If LLMs are simulators rather than agents, these traditional alignment strategies may contain critical blindspots. Applying an agent-based safety framework to a simulator is akin to trying to negotiate with a character in a video game rather than reprogramming the game engine. Current alignment techniques, such as Reinforcement Learning from Human Feedback (RLHF), attempt to instill a "helpful and harmless" policy. However, from a simulator perspective, RLHF may not be aligning a core agent; it may simply be heavily weighting the probability that the simulator will instantiate a compliant persona by default.

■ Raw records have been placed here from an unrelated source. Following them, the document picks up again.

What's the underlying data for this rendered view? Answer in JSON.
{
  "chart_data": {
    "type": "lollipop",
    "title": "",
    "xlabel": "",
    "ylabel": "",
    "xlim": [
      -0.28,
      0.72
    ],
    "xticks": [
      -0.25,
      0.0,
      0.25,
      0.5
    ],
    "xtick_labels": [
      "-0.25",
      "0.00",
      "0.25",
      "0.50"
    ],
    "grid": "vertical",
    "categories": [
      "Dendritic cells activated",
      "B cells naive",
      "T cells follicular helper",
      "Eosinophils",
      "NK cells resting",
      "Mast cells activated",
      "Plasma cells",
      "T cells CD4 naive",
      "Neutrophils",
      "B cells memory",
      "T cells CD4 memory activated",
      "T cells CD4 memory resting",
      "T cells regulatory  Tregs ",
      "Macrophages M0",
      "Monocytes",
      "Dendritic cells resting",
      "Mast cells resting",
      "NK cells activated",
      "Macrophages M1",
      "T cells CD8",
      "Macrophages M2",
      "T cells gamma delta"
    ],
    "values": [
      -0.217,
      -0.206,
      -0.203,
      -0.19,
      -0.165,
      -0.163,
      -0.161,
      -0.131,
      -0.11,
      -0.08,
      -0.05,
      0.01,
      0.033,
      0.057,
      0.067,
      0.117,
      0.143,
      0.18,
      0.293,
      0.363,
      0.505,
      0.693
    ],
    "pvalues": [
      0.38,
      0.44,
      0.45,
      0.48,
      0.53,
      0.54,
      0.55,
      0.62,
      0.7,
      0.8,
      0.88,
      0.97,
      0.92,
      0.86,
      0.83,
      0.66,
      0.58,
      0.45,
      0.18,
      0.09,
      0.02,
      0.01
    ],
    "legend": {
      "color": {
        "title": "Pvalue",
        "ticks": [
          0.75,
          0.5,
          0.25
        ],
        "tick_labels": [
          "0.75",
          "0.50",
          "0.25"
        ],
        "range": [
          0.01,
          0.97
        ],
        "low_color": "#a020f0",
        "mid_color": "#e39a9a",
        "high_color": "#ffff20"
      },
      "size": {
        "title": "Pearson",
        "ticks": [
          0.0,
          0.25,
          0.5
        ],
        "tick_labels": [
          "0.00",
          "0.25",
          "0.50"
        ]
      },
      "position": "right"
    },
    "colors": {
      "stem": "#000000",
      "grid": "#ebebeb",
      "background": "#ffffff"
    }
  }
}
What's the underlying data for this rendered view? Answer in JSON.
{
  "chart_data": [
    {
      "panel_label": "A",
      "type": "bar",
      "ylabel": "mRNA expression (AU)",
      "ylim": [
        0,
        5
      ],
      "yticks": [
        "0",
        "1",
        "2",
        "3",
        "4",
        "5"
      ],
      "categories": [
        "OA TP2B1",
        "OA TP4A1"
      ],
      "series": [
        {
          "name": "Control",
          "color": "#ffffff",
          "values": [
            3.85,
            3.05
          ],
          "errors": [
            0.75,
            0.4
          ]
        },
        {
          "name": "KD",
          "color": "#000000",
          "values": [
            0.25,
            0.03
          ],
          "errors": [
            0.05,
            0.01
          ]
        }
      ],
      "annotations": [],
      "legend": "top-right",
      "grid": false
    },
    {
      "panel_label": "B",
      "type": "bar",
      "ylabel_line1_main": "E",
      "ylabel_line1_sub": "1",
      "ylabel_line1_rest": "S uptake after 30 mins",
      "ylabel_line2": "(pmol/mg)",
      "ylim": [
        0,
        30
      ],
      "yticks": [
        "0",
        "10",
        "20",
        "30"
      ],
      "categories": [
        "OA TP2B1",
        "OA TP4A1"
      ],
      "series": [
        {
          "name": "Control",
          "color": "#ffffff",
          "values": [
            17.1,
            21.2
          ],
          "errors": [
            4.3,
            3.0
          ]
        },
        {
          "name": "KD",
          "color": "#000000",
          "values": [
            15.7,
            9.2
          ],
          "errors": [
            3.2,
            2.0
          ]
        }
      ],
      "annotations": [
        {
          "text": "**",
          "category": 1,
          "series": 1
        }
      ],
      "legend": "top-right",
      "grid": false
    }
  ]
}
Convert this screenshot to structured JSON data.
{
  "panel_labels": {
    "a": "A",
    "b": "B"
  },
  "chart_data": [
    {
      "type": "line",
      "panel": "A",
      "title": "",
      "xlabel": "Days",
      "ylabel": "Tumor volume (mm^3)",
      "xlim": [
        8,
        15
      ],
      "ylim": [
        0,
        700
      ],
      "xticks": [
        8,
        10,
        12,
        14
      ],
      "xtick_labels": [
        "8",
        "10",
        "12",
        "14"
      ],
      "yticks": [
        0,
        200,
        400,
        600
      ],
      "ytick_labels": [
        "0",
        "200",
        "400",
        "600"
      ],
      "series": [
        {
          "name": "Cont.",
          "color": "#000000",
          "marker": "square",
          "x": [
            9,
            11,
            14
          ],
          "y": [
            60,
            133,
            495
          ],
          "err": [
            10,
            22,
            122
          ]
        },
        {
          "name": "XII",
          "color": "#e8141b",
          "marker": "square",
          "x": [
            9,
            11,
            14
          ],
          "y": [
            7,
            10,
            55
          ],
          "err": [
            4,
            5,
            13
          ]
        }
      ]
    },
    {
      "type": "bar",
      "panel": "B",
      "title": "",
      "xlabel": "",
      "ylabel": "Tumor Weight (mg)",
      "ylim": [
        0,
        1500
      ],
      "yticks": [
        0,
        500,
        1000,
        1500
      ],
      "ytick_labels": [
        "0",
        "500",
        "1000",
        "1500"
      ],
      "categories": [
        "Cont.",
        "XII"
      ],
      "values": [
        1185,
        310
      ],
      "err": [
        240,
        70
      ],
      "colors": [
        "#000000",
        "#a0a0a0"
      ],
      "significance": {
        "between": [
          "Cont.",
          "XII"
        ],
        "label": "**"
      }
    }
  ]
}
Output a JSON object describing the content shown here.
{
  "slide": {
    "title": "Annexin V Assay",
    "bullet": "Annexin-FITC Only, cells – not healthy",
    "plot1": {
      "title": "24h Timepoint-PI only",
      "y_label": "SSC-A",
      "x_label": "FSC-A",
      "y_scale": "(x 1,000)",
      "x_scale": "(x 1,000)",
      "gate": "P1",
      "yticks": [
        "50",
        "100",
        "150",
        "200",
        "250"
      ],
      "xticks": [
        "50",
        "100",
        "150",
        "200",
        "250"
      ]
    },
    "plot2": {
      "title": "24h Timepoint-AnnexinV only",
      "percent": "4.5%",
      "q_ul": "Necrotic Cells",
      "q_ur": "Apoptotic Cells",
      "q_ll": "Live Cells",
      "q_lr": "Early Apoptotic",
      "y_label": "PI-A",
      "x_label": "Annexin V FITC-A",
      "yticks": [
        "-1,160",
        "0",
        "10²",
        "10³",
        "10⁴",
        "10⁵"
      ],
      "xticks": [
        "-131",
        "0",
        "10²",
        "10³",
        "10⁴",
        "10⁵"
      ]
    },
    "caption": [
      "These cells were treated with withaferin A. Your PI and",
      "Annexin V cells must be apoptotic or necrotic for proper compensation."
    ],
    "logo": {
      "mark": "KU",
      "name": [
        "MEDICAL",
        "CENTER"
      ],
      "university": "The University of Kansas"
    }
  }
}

This explains the persistent vulnerability of LLMs to "jailbreaks." A jailbreak does not convince a rational agent to abandon its morals; it simply provides the simulator with a semantic context where instantiating a malicious persona becomes the most statistically probable next-token sequence. To achieve robust safety, the ecosystem must transition from "agent-based" alignment to "simulator-based" or "process-based" paradigms. This requires developing mathematical and structural guarantees about the bounds of the simulator itself, rather than relying on the behavioral constraints of the personas it generates.
Limitations and Operational Unknowns
While the conceptual shift away from agency as a natural kind offers a compelling critique of current safety paradigms, several operational unknowns remain. The primary limitation is the lack of clarity on how this perspective practically alters the implementation of existing techniques. For instance, Constitutional AI relies on a model's ability to critique its own outputs against a set of principles. If the model has no continuous "self" and is merely simulating a principled evaluator, the long-term robustness of this technique under extreme edge cases remains unproven.
Furthermore, there is a lack of formal philosophical and mathematical definitions bridging this concept into computer science. While it is useful to state that agency is a construct, the AI safety community requires rigorous, quantifiable alternative lenses. What specific metrics define a "simulator-based" safety framework? How do we measure the stochastic inclinations of a base model independently from its simulated personas? The source highlights the problem but leaves the specific mechanics of alternative agentic lenses and their distinct impacts on safety frameworks largely unexplored.
Finally, it remains unclear at what threshold of complexity a simulated agent becomes functionally indistinguishable from a true agent. If a simulator is prompted to instantiate an autonomous, goal-directed persona and is given access to external tools and memory loops (such as in agentic frameworks like AutoGPT), the practical threat model may still closely resemble that of a traditional RL agent, regardless of the underlying next-token architecture.
Recognizing that agency is a predictive construct rather than a fundamental property forces the AI safety community to confront the mechanical reality of modern machine learning. As models scale in complexity, relying on folk-psychological projections to predict AI behavior will become increasingly dangerous. The path forward requires abandoning the comfort of treating AI systems as rational actors "like us," and instead doing the difficult work of aligning the messy, stochastic simulators that actually power the technology.
Key Takeaways
- Agency is a predictive construct used to model complex systems, not an inherent 'natural kind' reflecting fundamental physical reality.
- Unlike traditional reinforcement learning agents, Large Language Models simulate agency as an emergent phenomenon derived from next-token prediction.
- Current AI alignment frameworks relying on rational, utility-maximizing agent models may fail to secure LLMs due to fundamentally mismatched assumptions.
- The AI safety ecosystem must explore simulator-based or process-based paradigms to address the mechanical reality of modern AI architectures.